Осколком стекла — прямо в живот.
— Это самые ужасные, несправедливые и страшные слова, которые мать способна сказать своему ребенку, — сказала Клаудия. — Твоя мать к тебе чрезвычайно несправедлива, Солнце. Она сильно расстроена. Конечно, папа тебя любит. Не слушай ее.
— Что ты сказала?! Да как ты смеешь так себя вести?! — завизжала мама. — Ты тут всего лишь нянька!
— Не только. Я и шеф-повар, и посудомойка, — ответила Клаудия. — И нянька, конечно. И я забочусь о твоих детях.
— Ты просто хочешь настроить их против меня, — ответила мама. — Но я тебе не позволю! Убирайся отсюда вон немедленно! Пакуй чемоданы!
— Уйду с удовольствием, но только когда увижу, что за детьми обеспечен должный уход.
— Она мне еще будет условия диктовать! Чтобы через полчаса и духу твоего здесь не было, иначе я в полицию позвоню! Не нужна ты мне, равно как и все остальные, за моими собственными детьми смотреть. Я сама буду за ними ухаживать.
И Клаудия ушла от нас. Прощаясь с нами, она плакала:
— Мне так жаль, Солнце. Я бы с удовольствием осталась, но если я буду настаивать, станет только хуже. Потом она успокоится. У меня есть мобильный твоего отца. Я расскажу ему обо всем. Чего уж тут, платили мне, как вашей няне, хорошо, но не это сейчас важно, а то, что происходит с тобой, Солнце, с Конфеткой и Асом. Ваши родители вас не заслуживают, в особенности тебя, Солнце. Ты чудесная, душевная, очаровательная и умная девочка, Солнце, не смей забывать об этом. Я бы гордилась такой дочерью, как ты.
Я заплакала, а вслед за мной Конфетка и Ас. Мы все трое вдруг поняли, что Клаудия — самая лучшая наша няня. Она уехала на такси, и мы остались одни с мамой в огромном доме.
Не знаю, что делать. Хочу сбежать наверх и спрятаться в Городе-Гардеробе, но рядом со мной ноют Конфетка и Ас, а мама, уткнувшись лицом в подушку, рыдает в гостиной на диване. Я иду в ванную и умываюсь. Смотрю на себя в зеркало, и в ушах гремит: «Стыд ходячий», «Стыд ходячий». Я громко приказала себе: «Заткнись!»
Умыла Конфетку, расчесала ей волосы, и это ее успокоило. С Асом сложнее, он выкручивается и визжит, не желая умываться, но я беру его за подбородок, вытираю слезы и сопли. Он все еще шмыгает носом, но по крайней мере лицо у него чистое.
— Так, — сказала я. — Сегодня ты будешь Тигрменом, Ас. Я помогу тебе надеть твой костюм. А ты, Конфетка, будешь прекрасной принцессой, так что иди надевай свое праздничное платье.
Оба непонимающе посмотрели на меня.
— У меня будет еще одна вечеринка? — спросила Конфетка.
— Можем устроить тебе праздник, если хочешь, — ответила я.
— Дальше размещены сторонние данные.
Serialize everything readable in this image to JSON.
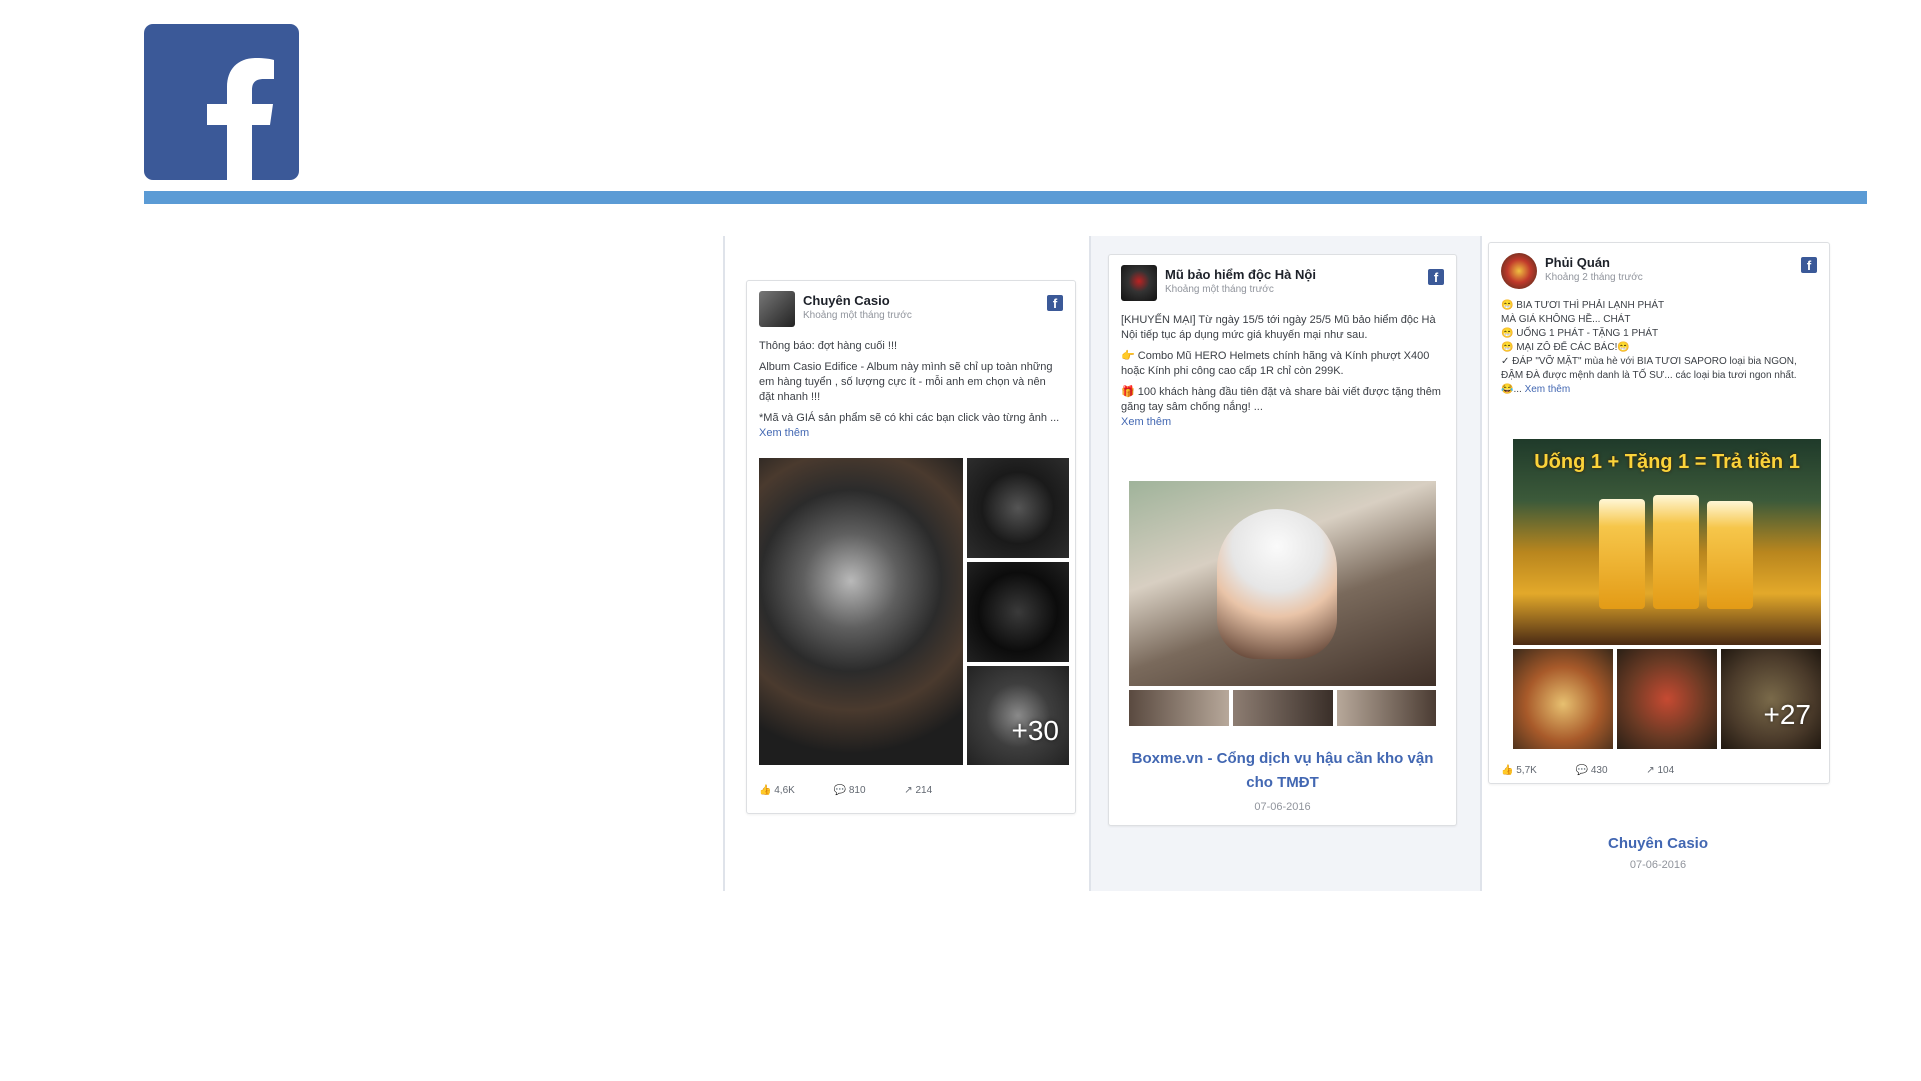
{
  "slide": {
    "logo_letter": "f",
    "colors": {
      "facebook_blue": "#3b5998",
      "rule": "#5b9bd5",
      "link": "#4267b2"
    }
  },
  "cards": [
    {
      "page_name": "Chuyên Casio",
      "subtitle": "Khoảng một tháng trước",
      "text": [
        "Thông báo: đợt hàng cuối !!!",
        "Album Casio Edifice - Album này mình sẽ chỉ up toàn những em hàng tuyển , số lượng cực ít - mỗi anh em chọn và nên đặt nhanh !!!",
        "*Mã và GIÁ sản phẩm sẽ có khi các bạn click vào từng ảnh ..."
      ],
      "see_more": "Xem thêm",
      "more_photos": "+30",
      "stats": {
        "likes": "4,6K",
        "comments": "810",
        "shares": "214"
      }
    },
    {
      "page_name": "Mũ bảo hiểm độc Hà Nội",
      "subtitle": "Khoảng một tháng trước",
      "text": [
        "[KHUYẾN MẠI] Từ ngày 15/5 tới ngày 25/5 Mũ bảo hiểm độc Hà Nội tiếp tục áp dụng mức giá khuyến mại như sau.",
        "👉 Combo Mũ HERO Helmets chính hãng và Kính phượt X400 hoặc Kính phi công cao cấp 1R chỉ còn 299K.",
        "🎁 100 khách hàng đầu tiên đặt và share bài viết được tặng thêm găng tay sâm chống nắng! ..."
      ],
      "see_more": "Xem thêm",
      "link_title": "Boxme.vn - Cổng dịch vụ hậu cần kho vận cho TMĐT",
      "link_date": "07-06-2016"
    },
    {
      "page_name": "Phủi Quán",
      "subtitle": "Khoảng 2 tháng trước",
      "text": [
        "😁 BIA TƯƠI THÌ PHẢI LẠNH PHÁT",
        "MÀ GIÁ KHÔNG HỀ... CHÁT",
        "😁 UỐNG 1 PHÁT - TẶNG 1 PHÁT",
        "😁 MẠI ZÔ ĐỂ CÁC BÁC!😁",
        "✓ ĐÁP \"VỠ MẶT\" mùa hè với BIA TƯƠI SAPORO loại bia NGON, ĐẬM ĐÀ được mệnh danh là TỐ SƯ... các loại bia tươi ngon nhất. 😂..."
      ],
      "see_more": "Xem thêm",
      "banner": "Uống 1 + Tặng 1 = Trả tiền 1",
      "more_photos": "+27",
      "stats": {
        "likes": "5,7K",
        "comments": "430",
        "shares": "104"
      },
      "link_title": "Chuyên Casio",
      "link_date": "07-06-2016"
    }
  ]
}
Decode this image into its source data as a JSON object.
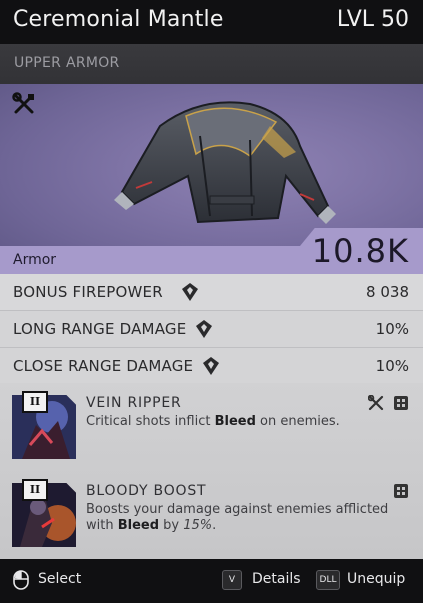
{
  "header": {
    "title": "Ceremonial Mantle",
    "level": "LVL 50"
  },
  "item": {
    "category": "UPPER ARMOR",
    "armor_label": "Armor",
    "armor_value": "10.8K"
  },
  "stats": [
    {
      "label": "BONUS FIREPOWER",
      "value": "8 038",
      "icon": "diamond-emblem-icon"
    },
    {
      "label": "LONG RANGE DAMAGE",
      "value": "10%",
      "icon": "diamond-emblem-icon"
    },
    {
      "label": "CLOSE RANGE DAMAGE",
      "value": "10%",
      "icon": "diamond-emblem-icon"
    }
  ],
  "perks": [
    {
      "rank": "II",
      "name": "VEIN RIPPER",
      "desc_pre": "Critical shots inflict ",
      "desc_bold": "Bleed",
      "desc_post": " on enemies.",
      "icons": [
        "tools-icon",
        "grid-slot-icon"
      ]
    },
    {
      "rank": "II",
      "name": "BLOODY BOOST",
      "desc_pre": "Boosts your damage against enemies afflicted with ",
      "desc_bold": "Bleed",
      "desc_mid": " by ",
      "desc_italic": "15%",
      "desc_post": ".",
      "icons": [
        "grid-slot-icon"
      ]
    }
  ],
  "footer": {
    "select_label": "Select",
    "details_key": "V",
    "details_label": "Details",
    "unequip_key": "DLL",
    "unequip_label": "Unequip"
  },
  "colors": {
    "accent": "#a69acb",
    "header_bg": "#101012",
    "stat_bg": "#d8d8da"
  }
}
— Я тоже хочу праздник. Это нечестно, у Конфетки он только что уже был, — заскулил Ас.
— Это будет и твой праздник, Ас. Мы устроим самую лучшую на свете вечеринку Тигрмена. У нас будет две вечеринки одновременно. Одновременно — значит два праздника в один день.
— Всамделишные вечеринки с угощением? — спросила Конфетка, которая уже привыкла, что я их разыгрываю.
— Да, у нас будет угощение, — торжественно пообещала я.
— А у тебя тоже будет вечеринка, Солнце?
— Нет, я буду организатором, — сказала я, потирая руки.
— А гости будут? — спросила Конфетка. — Можно я приглашу папу?